2nd Lt. Allan W. Knepper took off from Tunisia in his P-38 “Lightning” jet as “one of many fighter waves” prepared to attack enemy Axis forces in Sicily, Italy, on July 10, 1943.

During the attack, air forces were sent in every 30 minutes, avoiding enemy fire while strafing a German armored column.

Knepper, 27, and the 49th Fighter Squadron encountered heavy anti-aircraft fire. Another pilot reported witnessing his plane “suddenly turn skyward before rolling halfway and falling to the ground.” No evidence was found that he deployed his parachute, and Knepper was declared missing in action, his remains never found.

Now, more than 80 years later, the Defense POW/MIA Accounting Agency was announced that they accounted for Knepper’s remains, bringing peace to their last surviving family member.

The DPAA did not specify how they accounted for Knepper, or what was left of him was used to make the identification.

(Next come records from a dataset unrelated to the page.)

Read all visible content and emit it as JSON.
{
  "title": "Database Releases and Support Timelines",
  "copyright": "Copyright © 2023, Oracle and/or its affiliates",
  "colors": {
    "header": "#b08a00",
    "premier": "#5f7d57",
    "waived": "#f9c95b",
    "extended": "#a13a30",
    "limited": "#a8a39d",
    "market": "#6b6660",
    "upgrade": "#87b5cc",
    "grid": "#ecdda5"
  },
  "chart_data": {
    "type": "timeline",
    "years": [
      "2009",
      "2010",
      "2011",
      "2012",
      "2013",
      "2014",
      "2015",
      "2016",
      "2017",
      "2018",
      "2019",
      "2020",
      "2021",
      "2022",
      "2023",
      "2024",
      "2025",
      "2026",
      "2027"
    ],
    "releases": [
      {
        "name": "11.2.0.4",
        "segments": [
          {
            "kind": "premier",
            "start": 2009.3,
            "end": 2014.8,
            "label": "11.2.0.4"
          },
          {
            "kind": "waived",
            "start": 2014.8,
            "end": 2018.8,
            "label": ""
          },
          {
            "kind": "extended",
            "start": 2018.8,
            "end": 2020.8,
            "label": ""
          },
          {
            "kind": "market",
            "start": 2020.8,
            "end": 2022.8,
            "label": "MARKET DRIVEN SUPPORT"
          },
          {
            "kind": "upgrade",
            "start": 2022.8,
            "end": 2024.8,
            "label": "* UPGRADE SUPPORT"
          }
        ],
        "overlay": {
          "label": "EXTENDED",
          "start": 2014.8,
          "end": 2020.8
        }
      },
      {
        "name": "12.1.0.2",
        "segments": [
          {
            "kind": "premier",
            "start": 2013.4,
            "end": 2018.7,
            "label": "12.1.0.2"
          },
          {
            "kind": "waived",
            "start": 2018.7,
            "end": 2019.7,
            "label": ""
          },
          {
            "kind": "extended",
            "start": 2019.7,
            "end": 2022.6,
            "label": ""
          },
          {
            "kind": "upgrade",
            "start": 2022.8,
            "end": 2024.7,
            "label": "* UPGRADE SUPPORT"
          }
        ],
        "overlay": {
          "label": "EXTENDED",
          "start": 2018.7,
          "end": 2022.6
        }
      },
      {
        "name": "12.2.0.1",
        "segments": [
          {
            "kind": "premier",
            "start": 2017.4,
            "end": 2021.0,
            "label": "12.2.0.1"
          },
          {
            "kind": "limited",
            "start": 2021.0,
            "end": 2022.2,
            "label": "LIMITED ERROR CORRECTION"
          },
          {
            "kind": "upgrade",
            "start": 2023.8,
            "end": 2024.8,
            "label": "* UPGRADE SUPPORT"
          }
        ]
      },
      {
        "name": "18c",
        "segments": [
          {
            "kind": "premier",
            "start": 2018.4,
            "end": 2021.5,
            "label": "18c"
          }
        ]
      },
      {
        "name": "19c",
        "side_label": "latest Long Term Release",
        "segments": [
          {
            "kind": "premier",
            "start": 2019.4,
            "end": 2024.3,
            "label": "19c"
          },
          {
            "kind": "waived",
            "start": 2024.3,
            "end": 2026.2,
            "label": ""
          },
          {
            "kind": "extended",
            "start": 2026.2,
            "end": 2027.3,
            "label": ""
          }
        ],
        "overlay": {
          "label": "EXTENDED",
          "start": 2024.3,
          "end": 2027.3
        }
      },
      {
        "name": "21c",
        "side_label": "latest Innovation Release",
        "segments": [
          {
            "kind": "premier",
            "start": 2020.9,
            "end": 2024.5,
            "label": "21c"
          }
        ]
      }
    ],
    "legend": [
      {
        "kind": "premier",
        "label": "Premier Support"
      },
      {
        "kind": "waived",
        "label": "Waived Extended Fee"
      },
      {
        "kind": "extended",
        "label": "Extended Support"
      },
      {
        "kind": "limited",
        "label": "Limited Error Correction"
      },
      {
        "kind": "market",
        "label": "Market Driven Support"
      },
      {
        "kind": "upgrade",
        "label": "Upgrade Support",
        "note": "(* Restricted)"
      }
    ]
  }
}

Since the 1970s, the agency has counted the remains of nearly 1,000 Americans who died during World War II. The remains are returned to the families for burial with full military honors, the agency said. he said.

Knepper was memorialized on the Tablets of the Missing at the Sicily-Rome American Cemetery in Italy, according to HonorStates.org, a website that tracks military personnel. The military typically marks those names with a rosette or other symbol once their remains are accounted for, but the DPAA did not say whether that would be done for Knepper.

Sicily-Rome American Cemetery and Memorial
Sicily-Rome American Cemetery and Memorial, Italy.

Getty Images/iStockphoto


Knepper was posthumously awarded a Purple Heart and an Air Medal, the website said.

Knepper’s life was also honored in “The Jagged Edge of Duty: A Fighter Pilot’s World War II”. The book, written by historian Robert Richardson, follows Knepper’s life and death and even offers some insight into where his remains might be found. It also offered closure to Knepper’s only surviving relative, 79-year-old Shirley Finn.

“I felt like I finally met my brother,” Finn said in an interview with the Lewiston Tribune. Finn is Knepper’s half-sister, the newspaper said. Finn said her family “never gave up hope” that Knepper’s remains would be found.

“I’m tremendously grateful for (Richardson),” she told the Lewiston Tribune in 2017. “I didn’t think anyone would be interested in reading a book about my brother. It didn’t occur to me.”